To the senior about to graduate from Harvard, there must always come a realization of the invaluable advantages he has received while he was in college from the hands of men who have gone before him and left behind them for the benefit of any who should come after rich legacies in the shape of knowledge, buildings, books, or money to provide for the furthering of education. These are advantages which have been left by the generosity of former generations of men who have given what they had unquestioningly to the coming set of young men of whom they knew nothing. They gave it to their Alma Mater as a token of their appreciation of the priceless gifts they had received from her hands, and in a knowledge that what they gave would help some unknown person in the future over the same difficulties over which they themselves had been helped. One cannot go through Harvard with his eyes open without realizing more and more this priceless debt that he owes to those who have gone before him.

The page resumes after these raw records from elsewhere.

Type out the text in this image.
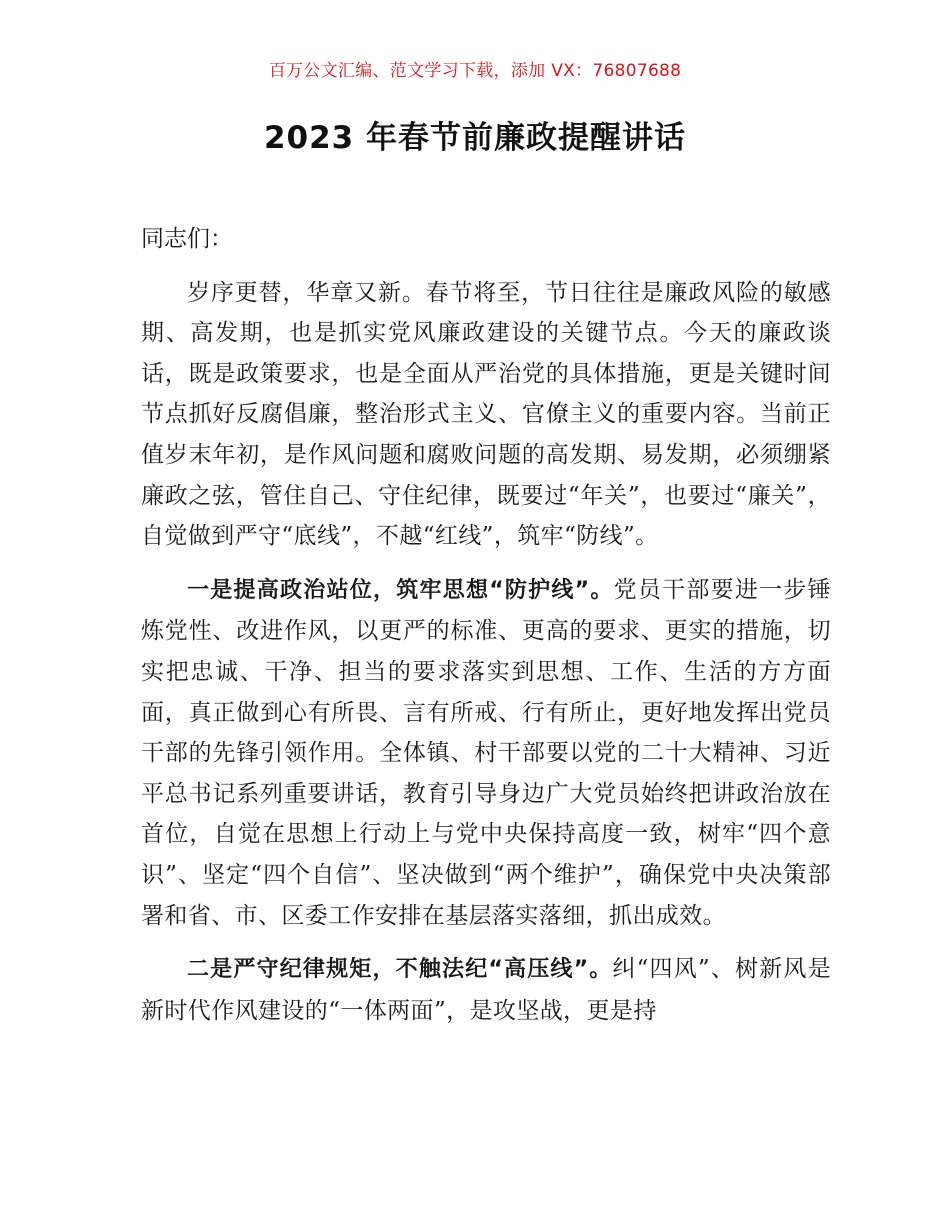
百万公文汇编、范文学习下载，添加 VX：76807688
2023 年春节前廉政提醒讲话

同志们：

岁序更替，华章又新。春节将至，节日往往是廉政风险的敏感期、高发期，也是抓实党风廉政建设的关键节点。今天的廉政谈话，既是政策要求，也是全面从严治党的具体措施，更是关键时间节点抓好反腐倡廉，整治形式主义、官僚主义的重要内容。当前正值岁末年初，是作风问题和腐败问题的高发期、易发期，必须绷紧廉政之弦，管住自己、守住纪律，既要过“年关”，也要过“廉关”，自觉做到严守“底线”，不越“红线”，筑牢“防线”。

一是提高政治站位，筑牢思想“防护线”。党员干部要进一步锤炼党性、改进作风，以更严的标准、更高的要求、更实的措施，切实把忠诚、干净、担当的要求落实到思想、工作、生活的方方面面，真正做到心有所畏、言有所戒、行有所止，更好地发挥出党员干部的先锋引领作用。全体镇、村干部要以党的二十大精神、习近平总书记系列重要讲话，教育引导身边广大党员始终把讲政治放在首位，自觉在思想上行动上与党中央保持高度一致，树牢“四个意识”、坚定“四个自信”、坚决做到“两个维护”，确保党中央决策部署和省、市、区委工作安排在基层落实落细，抓出成效。

二是严守纪律规矩，不触法纪“高压线”。纠“四风”、树新风是新时代作风建设的“一体两面”，是攻坚战，更是持
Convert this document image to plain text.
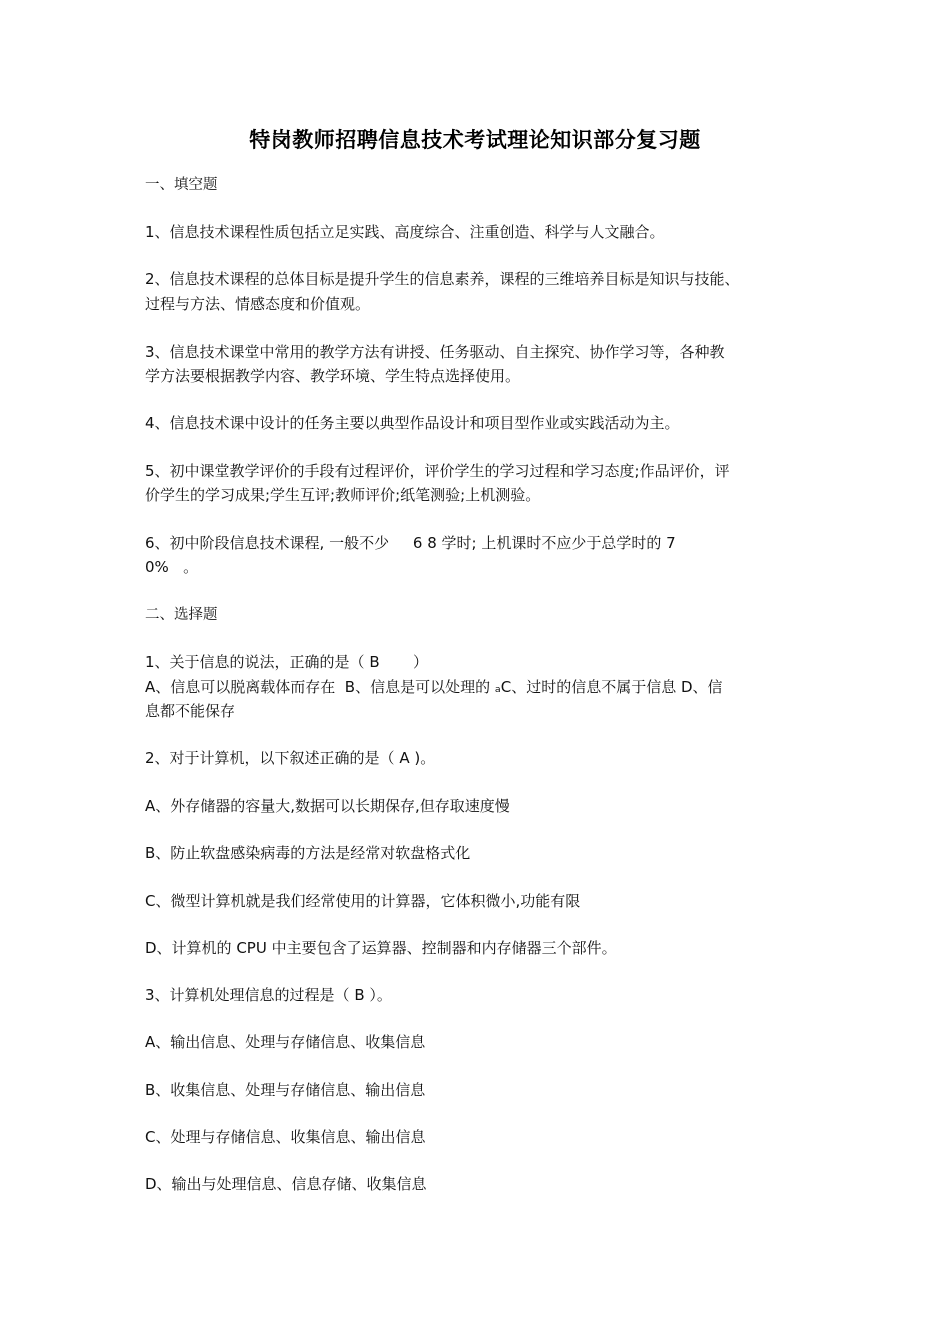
特岗教师招聘信息技术考试理论知识部分复习题
一、填空题
1、信息技术课程性质包括立足实践、高度综合、注重创造、科学与人文融合。
2、信息技术课程的总体目标是提升学生的信息素养，课程的三维培养目标是知识与技能、
过程与方法、情感态度和价值观。
3、信息技术课堂中常用的教学方法有讲授、任务驱动、自主探究、协作学习等，各种教
学方法要根据教学内容、教学环境、学生特点选择使用。
4、信息技术课中设计的任务主要以典型作品设计和项目型作业或实践活动为主。
5、初中课堂教学评价的手段有过程评价，评价学生的学习过程和学习态度;作品评价，评
价学生的学习成果;学生互评;教师评价;纸笔测验;上机测验。
6、初中阶段信息技术课程, 一般不少     6 8 学时; 上机课时不应少于总学时的 7
0%   。
二、选择题
1、关于信息的说法，正确的是（ B       ）
A、信息可以脱离载体而存在  B、信息是可以处理的 ₐC、过时的信息不属于信息 D、信
息都不能保存
2、对于计算机，以下叙述正确的是（ A )。
A、外存储器的容量大,数据可以长期保存,但存取速度慢
B、防止软盘感染病毒的方法是经常对软盘格式化
C、微型计算机就是我们经常使用的计算器，它体积微小,功能有限
D、计算机的 CPU 中主要包含了运算器、控制器和内存储器三个部件。
3、计算机处理信息的过程是（ B ）。
A、输出信息、处理与存储信息、收集信息
B、收集信息、处理与存储信息、输出信息
C、处理与存储信息、收集信息、输出信息
D、输出与处理信息、信息存储、收集信息
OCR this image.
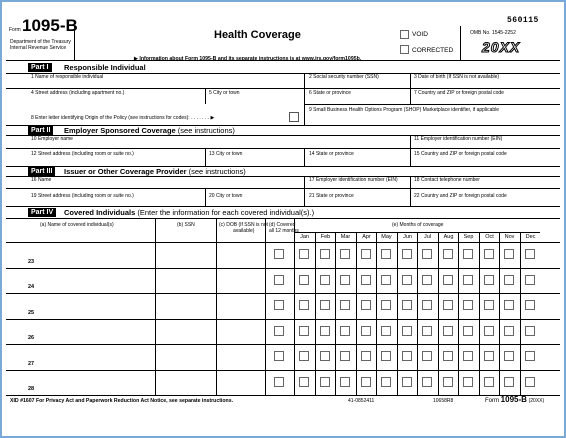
560115
Form 1095-B
Department of the Treasury
Internal Revenue Service
Health Coverage
▶ Information about Form 1095-B and its separate instructions is at www.irs.gov/form1095b.
VOID
CORRECTED
OMB No. 1545-2252
20XX
Part I	Responsible Individual
1 Name of responsible individual	2 Social security number (SSN)	3 Date of birth (If SSN is not available)
4 Street address (including apartment no.)	5 City or town	6 State or province	7 Country and ZIP or foreign postal code
9 Small Business Health Options Program (SHOP) Marketplace identifier, if applicable
8 Enter letter identifying Origin of the Policy (see instructions for codes): . . . . . . . ▶
Part II	Employer Sponsored Coverage (see instructions)
10 Employer name	11 Employer identification number (EIN)
12 Street address (including room or suite no.)	13 City or town	14 State or province	15 Country and ZIP or foreign postal code
Part III	Issuer or Other Coverage Provider (see instructions)
16 Name	17 Employer identification number (EIN)	18 Contact telephone number
19 Street address (including room or suite no.)	20 City or town	21 State or province	22 Country and ZIP or foreign postal code
Part IV	Covered Individuals (Enter the information for each covered individual(s).)
(a) Name of covered individual(s)	(b) SSN	(c) DOB (If SSN is not
available)
(d) Covered
all 12 months
(e) Months of coverage
XID #1607 For Privacy Act and Paperwork Reduction Act Notice, see separate instructions.	41-0852411	10658R8	Form 1095-B (20XX)
Jan	Feb	Mar	Apr	May	Jun	Jul	Aug	Sep	Oct	Nov	Dec
23
24
25
26
27
28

And the man to whom a realization of this debt of gratitude is brought home, begins to wonder how he can ever repay this obligation. If he went to the previous generation of men from whom part of his benefits had come, and if he should ask them what he should do even to begin to pay back all he owes, they would tell him not to consider the debt as standing against them, but to transfer it with interest to the generation about to come after. Most men are not in a position where they can give very much at once to their successors in college; they have to content themselves with the thought that the time will come later when they shall be able to add to the richness of Harvard. But a little every man can do even before he steps out of the college. He can give his books, or some of them, to be used by coming classes.
To the present college generation, the advantage of the free use of books can appeal, perhaps, more strongly than to any other set of men who have enjoyed the privileges of life at Harvard; for it was during the college course of the present upper classes that many of the class-room libraries were originated. The comfort of being able to use a library devoted solely to one subject, is felt the more strongly by those who have known what it is to be without these libraries. And, moreover, it is just the books which the graduating class can give to these libraries that are the books in greatest demand. Most men are apt to get the books which are most needed by them, and thus will be most needed by those who come after them, and the richer these class-room libraries can become in the very books which are most in demand, the greater will be the advantages of study offered to the Harvard students of the future.
But it should be understood that this leaving of one's book to the different libraries is only a way to begin the repayment of one's debt to the University. The other instalments should be scattered through all the rest of one's life.